Apple expects Leopard to bring in $140 million between its launch this Friday and the end of the year, a company executive hinted Monday. That number, however, is lower than analysts' estimates.
In a conference call Monday after the release of Apple's fiscal fourth quarter results, chief operating officer Tim Cook answered a question about what part of the Mac installed base will be able to upgrade to Mac OS X 10.5.
"Let me give you two numbers," Cook said. "The vast majority of Macs shipped in the last four years are able to run Leopard. Specifically, the number is about 21 million. When we announced Tiger, there were 15 million units that were eligible to run Tiger and we did $100 million of revenue on Tiger at the first quarter of launch."
If Leopard sells to current Mac owners at the same rate, Apple will collect about $140 million in revenues during the current quarter, which ends 31 December.
Cook's back-of-the-envelope estimate, however, is low compared to analysts who cover Apple. Ezra Gottheil of Technology Business Research, for example, pegged Leopard's contribution to the quarter at $157 million. "Add in about $50 million in the two ensuing quarters, too," he said.
Like others, Gottheil came up with his projection by looking at the current installed base of eligible machines and comparing it to what existed when Mac OS X 10.4, a.k.a. Tiger, debuted in April 2005.
"It really is a function of the installed base," said Chris Swenson, analyst with the NPD Group. "Each upgrade sold better than the previous one, which is pretty impressive. The first two months after Tiger was launched, it ran 30 per cent higher [in sales volume] than Mac OS X 10.3, and more than twice as high as 10.2."
NPD's data, gleaned primarily from retail but with a scattering of online sellers - including Apple's online store - showed a nearly-identical sales graph for the Mac operating system upgrades. Each edition roared out the gate the first month, but sales plunged by 60 per cent or so the second month as pent-up demand was exhausted.
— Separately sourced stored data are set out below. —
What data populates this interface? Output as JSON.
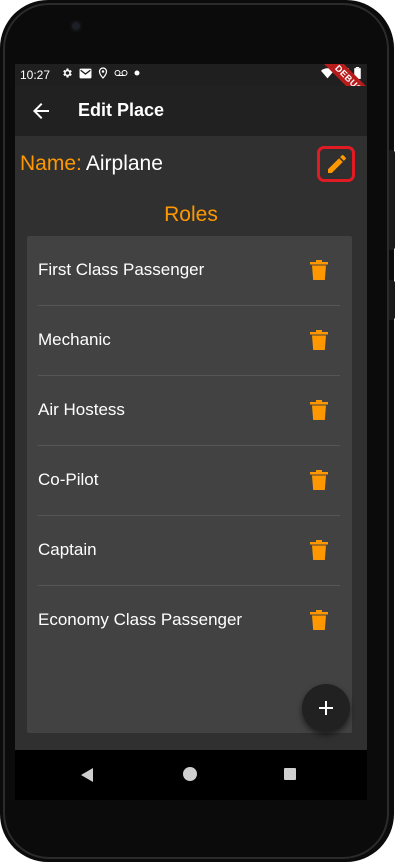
{
  "status_bar": {
    "time": "10:27",
    "icons": [
      "settings-icon",
      "gmail-icon",
      "location-icon",
      "voicemail-icon",
      "dot-icon"
    ],
    "right_icons": [
      "wifi-icon",
      "signal-icon",
      "battery-icon"
    ]
  },
  "debug_banner": "DEBUG",
  "app_bar": {
    "title": "Edit Place",
    "back_icon": "arrow-back-icon"
  },
  "place": {
    "name_label": "Name:",
    "name_value": "Airplane",
    "edit_icon": "pencil-icon"
  },
  "roles": {
    "heading": "Roles",
    "items": [
      {
        "label": "First Class Passenger"
      },
      {
        "label": "Mechanic"
      },
      {
        "label": "Air Hostess"
      },
      {
        "label": "Co-Pilot"
      },
      {
        "label": "Captain"
      },
      {
        "label": "Economy Class Passenger"
      }
    ],
    "delete_icon": "trash-icon"
  },
  "fab": {
    "icon": "plus-icon"
  },
  "navigation": {
    "icons": [
      "nav-back-icon",
      "nav-home-icon",
      "nav-recents-icon"
    ]
  },
  "colors": {
    "accent": "#ff9800",
    "surface": "#303030",
    "card": "#424242",
    "app_bar": "#212121",
    "highlight": "#e01b24",
    "text": "#ffffff"
  }
}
From there, the line fell, then flattened.
While Swenson wouldn't put a number to Leopard's first-quarter, he wondered if Apple could top itself. "It's going to be really hard to top the Tiger launch," said Swenson. "It was such a successful launch. Apple had a well put-together strategic plan in terms of promotion and training and support."
On the other hand, Apple has an edge in 2007: Its retail chain now counts 197 stores, nearly double the 104 that had been opened by Tiger's roll-out. "Apple's retail stores helped drive sales from a customer education perspective with Tiger," said Swenson. "The customer education efforts in the stores [were] a primary reason for the success of Tiger." The additional stores could pump up Leopard's numbers even more.
Gene Munster of Piper Jaffray is even more bullish than Gottheil. He's calculated the potential bottom-line contribution of Leopard at around $240 million, based on an installed base he estimated at 23 million - slightly larger than Cook's number - and an uptake rate similar to Tiger's, approximately 15 per cent.
No matter what the numbers, analysts are expecting a warmer reception for Leopard than Microsoft's Vista received from Windows users earlier in the year. "Apple still makes its OS so you can easily upgrade older machines," said NPD's Swenson. "The upgrade is actually pretty impressive. There may be a performance hit on old Macs, we won't know that until it's out, but I think there's only a remote possibility Leopard will fail."
Apple will start selling Leopard - and deliver pre-orders - Friday, 26 October.